The project could also run the risk of fluctuations in interest rate. At higher interest rates the economics of the project would be at risk. Even with present crises of the banking sector in Nigeria[14], the project will have a financial risk of non availability of funds (If funded locally) between commencement and commissioning of the project.

Political Risk
Nigeria today is enmeshed in unpredictable political instability that makes foreign investment unattractive. Inconsistency in fiscal measures by the government could militate against the economic viability of an additional refining capacity.

NUTSHELL:
According to Pagaebi, the analysis carried out on the greenfield refinery project at Lekki Free Trade Zone has shown that- based on assumptions- the project can be financially and economically viable.
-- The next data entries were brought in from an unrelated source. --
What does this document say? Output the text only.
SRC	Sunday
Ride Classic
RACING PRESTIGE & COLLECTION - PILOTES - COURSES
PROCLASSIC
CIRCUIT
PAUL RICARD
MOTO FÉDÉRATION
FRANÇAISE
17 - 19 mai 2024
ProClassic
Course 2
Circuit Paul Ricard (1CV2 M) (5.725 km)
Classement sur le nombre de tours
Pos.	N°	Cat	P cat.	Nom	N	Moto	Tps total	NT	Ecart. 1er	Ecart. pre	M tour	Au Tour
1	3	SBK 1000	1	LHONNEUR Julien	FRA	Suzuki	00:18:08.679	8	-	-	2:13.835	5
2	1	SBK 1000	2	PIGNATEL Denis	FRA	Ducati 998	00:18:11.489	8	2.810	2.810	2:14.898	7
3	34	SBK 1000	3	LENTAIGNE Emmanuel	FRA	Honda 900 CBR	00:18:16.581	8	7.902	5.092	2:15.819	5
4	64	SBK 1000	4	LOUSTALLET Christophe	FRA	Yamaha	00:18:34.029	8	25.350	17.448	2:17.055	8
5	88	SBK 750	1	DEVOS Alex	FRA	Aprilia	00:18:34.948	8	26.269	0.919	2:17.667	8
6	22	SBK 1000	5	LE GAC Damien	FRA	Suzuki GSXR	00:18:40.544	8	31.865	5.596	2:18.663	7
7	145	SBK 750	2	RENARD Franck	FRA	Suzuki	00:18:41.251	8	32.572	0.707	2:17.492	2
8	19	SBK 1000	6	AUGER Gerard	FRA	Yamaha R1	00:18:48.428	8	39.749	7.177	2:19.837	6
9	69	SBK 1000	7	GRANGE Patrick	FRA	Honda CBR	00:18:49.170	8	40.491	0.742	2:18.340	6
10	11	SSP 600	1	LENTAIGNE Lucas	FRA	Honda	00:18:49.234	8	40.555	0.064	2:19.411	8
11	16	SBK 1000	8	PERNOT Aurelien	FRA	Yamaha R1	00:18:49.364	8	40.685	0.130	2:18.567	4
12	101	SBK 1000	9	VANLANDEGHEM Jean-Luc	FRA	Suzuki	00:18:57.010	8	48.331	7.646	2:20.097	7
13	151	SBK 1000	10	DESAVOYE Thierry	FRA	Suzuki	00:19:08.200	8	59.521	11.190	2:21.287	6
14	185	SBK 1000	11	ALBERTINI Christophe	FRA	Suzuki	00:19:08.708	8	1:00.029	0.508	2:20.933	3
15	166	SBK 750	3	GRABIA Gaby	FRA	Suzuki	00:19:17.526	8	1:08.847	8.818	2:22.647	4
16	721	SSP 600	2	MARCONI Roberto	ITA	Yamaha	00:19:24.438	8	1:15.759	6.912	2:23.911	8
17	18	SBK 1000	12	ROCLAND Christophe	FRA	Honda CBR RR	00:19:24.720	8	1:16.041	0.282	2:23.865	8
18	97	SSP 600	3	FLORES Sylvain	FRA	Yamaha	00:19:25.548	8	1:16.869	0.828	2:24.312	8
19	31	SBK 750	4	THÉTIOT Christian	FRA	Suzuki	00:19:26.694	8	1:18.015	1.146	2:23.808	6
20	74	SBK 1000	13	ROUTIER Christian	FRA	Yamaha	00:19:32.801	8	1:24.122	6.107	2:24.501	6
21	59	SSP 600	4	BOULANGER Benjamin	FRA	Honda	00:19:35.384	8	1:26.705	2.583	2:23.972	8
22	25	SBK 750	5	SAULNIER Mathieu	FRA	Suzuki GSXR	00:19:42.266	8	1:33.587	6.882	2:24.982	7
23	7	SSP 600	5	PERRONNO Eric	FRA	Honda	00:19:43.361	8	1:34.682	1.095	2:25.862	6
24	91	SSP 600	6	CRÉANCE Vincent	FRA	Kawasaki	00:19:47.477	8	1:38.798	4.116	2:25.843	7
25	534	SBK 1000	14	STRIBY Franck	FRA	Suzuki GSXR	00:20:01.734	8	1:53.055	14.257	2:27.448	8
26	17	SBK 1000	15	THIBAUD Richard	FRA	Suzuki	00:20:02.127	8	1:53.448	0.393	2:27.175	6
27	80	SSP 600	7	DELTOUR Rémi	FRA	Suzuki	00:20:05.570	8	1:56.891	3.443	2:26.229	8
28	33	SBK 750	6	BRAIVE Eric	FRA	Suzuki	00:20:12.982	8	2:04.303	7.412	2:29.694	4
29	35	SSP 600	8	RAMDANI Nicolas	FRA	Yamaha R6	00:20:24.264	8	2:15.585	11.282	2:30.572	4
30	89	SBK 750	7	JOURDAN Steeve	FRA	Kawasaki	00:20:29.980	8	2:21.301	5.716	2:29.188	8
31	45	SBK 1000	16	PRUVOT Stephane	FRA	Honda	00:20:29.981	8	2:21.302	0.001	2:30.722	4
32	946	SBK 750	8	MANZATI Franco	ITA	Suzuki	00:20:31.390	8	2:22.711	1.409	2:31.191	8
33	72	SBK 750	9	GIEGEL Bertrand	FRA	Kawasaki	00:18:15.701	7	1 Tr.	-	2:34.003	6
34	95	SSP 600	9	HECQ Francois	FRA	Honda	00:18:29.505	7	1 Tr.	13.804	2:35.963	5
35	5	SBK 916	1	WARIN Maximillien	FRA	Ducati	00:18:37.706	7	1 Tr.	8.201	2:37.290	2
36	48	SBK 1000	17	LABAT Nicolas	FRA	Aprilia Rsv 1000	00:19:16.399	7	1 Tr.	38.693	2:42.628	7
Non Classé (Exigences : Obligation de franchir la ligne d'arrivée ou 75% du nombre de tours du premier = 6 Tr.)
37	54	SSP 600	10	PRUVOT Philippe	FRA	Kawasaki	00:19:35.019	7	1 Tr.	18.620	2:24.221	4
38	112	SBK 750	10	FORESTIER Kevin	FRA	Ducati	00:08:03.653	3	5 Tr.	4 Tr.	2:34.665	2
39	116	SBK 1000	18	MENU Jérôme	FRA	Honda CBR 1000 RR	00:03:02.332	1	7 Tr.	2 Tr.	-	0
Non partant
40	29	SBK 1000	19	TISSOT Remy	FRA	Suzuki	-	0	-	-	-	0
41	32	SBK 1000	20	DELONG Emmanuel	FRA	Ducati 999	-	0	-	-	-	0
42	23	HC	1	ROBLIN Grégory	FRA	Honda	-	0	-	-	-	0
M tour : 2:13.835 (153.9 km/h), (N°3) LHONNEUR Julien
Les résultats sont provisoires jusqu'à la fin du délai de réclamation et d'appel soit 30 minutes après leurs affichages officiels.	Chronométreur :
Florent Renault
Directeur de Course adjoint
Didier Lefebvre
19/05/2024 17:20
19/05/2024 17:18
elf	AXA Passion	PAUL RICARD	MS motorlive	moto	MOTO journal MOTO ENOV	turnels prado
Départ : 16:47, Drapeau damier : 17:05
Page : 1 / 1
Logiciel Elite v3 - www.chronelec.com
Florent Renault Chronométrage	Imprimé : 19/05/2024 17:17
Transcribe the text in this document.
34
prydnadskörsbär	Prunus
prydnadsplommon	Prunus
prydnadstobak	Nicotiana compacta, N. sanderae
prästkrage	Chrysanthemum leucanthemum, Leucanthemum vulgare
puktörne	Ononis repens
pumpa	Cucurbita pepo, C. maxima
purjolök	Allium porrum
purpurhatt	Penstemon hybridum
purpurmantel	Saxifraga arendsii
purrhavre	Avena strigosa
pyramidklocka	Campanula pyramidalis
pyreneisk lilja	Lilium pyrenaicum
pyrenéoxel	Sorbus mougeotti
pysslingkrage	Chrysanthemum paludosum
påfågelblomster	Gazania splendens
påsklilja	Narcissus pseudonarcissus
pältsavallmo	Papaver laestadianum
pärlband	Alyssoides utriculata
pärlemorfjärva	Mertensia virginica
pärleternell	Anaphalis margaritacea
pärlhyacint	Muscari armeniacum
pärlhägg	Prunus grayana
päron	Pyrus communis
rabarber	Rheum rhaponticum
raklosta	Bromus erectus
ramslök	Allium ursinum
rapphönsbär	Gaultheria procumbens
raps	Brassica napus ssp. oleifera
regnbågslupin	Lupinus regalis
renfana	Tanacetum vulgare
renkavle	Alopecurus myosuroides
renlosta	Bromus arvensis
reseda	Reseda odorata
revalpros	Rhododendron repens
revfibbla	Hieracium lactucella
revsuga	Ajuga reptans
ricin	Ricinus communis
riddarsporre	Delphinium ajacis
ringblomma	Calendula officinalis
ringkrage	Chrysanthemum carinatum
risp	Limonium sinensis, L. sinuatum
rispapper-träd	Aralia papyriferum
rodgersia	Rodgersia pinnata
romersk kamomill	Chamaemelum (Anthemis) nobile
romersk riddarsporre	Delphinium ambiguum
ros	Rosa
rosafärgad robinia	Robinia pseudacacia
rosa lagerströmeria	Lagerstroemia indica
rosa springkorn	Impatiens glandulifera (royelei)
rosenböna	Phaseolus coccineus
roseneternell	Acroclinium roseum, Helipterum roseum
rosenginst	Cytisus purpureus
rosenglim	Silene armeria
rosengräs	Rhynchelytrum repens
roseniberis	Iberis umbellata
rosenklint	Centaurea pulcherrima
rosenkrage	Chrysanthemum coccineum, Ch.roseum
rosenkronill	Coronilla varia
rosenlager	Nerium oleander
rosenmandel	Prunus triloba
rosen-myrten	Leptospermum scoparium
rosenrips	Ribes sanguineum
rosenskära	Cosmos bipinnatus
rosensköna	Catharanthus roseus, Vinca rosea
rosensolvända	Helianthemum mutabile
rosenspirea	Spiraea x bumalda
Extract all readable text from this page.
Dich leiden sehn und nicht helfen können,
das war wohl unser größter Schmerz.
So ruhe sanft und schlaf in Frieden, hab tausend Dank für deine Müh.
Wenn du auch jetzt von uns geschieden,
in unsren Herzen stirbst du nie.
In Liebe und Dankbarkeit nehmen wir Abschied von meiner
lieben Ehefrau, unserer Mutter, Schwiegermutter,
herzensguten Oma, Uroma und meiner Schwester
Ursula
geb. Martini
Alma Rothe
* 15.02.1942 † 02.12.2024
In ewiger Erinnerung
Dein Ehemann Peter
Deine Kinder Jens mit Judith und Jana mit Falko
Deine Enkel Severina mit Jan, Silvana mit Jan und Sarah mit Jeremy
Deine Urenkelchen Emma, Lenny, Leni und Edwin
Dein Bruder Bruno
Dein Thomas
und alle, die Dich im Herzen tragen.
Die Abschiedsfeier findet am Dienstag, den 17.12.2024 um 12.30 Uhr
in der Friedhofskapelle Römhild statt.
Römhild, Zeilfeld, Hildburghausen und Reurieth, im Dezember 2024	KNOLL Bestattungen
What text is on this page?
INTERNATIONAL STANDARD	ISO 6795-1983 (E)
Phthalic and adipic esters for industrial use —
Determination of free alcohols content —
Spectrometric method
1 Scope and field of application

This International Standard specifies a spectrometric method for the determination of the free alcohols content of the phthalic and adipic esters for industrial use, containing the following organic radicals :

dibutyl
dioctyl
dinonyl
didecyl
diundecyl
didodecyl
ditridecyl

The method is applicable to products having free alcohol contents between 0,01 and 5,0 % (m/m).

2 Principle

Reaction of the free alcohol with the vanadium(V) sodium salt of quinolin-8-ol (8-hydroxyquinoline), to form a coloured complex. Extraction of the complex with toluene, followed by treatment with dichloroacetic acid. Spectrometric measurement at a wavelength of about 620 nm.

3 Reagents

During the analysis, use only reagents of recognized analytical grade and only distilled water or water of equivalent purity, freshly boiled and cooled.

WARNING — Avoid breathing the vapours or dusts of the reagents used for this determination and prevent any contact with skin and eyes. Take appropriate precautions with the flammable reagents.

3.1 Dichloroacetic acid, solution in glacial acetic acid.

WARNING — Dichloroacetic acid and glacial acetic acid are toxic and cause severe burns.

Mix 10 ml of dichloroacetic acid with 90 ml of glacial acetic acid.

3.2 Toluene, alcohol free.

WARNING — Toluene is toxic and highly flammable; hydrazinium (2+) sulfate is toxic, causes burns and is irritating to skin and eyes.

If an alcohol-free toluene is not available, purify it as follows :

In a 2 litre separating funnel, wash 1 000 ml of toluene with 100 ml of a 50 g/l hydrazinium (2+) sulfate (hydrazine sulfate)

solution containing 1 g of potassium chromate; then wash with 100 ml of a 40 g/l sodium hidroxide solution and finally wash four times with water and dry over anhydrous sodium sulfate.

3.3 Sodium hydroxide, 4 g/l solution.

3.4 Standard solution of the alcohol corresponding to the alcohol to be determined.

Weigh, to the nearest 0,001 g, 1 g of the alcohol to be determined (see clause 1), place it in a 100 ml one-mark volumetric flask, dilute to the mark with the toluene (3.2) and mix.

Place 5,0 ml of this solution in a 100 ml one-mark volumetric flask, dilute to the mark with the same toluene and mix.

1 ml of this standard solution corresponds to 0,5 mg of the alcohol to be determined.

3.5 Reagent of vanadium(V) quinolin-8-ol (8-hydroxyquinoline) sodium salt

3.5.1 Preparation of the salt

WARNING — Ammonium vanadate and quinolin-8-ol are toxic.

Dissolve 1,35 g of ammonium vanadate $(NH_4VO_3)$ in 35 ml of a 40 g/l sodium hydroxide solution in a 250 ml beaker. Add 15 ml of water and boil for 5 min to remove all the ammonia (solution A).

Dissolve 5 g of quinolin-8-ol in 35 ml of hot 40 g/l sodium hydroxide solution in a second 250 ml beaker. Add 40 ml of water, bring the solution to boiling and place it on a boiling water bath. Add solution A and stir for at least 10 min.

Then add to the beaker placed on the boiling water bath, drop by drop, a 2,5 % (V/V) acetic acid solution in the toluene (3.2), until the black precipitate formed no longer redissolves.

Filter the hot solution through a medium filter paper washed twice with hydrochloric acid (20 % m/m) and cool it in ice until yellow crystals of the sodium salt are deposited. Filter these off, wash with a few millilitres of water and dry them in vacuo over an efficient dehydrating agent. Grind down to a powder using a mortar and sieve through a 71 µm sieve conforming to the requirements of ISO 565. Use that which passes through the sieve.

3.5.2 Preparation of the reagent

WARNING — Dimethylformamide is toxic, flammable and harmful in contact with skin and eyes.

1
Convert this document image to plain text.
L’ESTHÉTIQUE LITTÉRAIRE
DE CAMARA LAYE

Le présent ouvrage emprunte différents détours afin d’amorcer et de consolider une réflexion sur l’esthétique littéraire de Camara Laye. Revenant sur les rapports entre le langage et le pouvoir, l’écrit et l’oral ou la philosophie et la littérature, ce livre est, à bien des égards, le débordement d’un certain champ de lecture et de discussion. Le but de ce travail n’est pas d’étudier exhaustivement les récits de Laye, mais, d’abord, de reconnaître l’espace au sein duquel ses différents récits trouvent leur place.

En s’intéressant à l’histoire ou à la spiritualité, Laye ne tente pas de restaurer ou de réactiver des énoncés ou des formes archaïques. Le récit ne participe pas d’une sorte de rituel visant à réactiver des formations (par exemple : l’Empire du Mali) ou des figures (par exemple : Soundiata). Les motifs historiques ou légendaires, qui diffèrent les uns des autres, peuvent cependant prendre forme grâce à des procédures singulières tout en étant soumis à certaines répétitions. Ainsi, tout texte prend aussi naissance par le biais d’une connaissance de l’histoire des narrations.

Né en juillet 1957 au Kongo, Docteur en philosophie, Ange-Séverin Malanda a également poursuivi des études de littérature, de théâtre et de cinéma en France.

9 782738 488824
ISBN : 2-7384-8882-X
From the sensitivity analysis it can be observed that discount rate and operating cost of the project will affect the profitability of the project, therefore caution must be taken in the management of these variables.
Although credible assumptions were made, the model (not an exact model in reality) analysis adopted, captured major variables of the project and gave an insight that the greenfield refinery project is viable.

She concludes by emphasising that; for growth and survival of this project, the government must have clear cut goals and objectives and eliminate all distortions to ensure continuity; efficiency and profitability in the operation of new and existing refineries to allow them reach their designed life span. The government should also focus on the full privatization and deregulation of petroleum products to attract premium values. Furthermore, an additional refining capacity can stimulate the nation’s export potential by shifting emphasis on crude exports only and maximize its petroleum resources.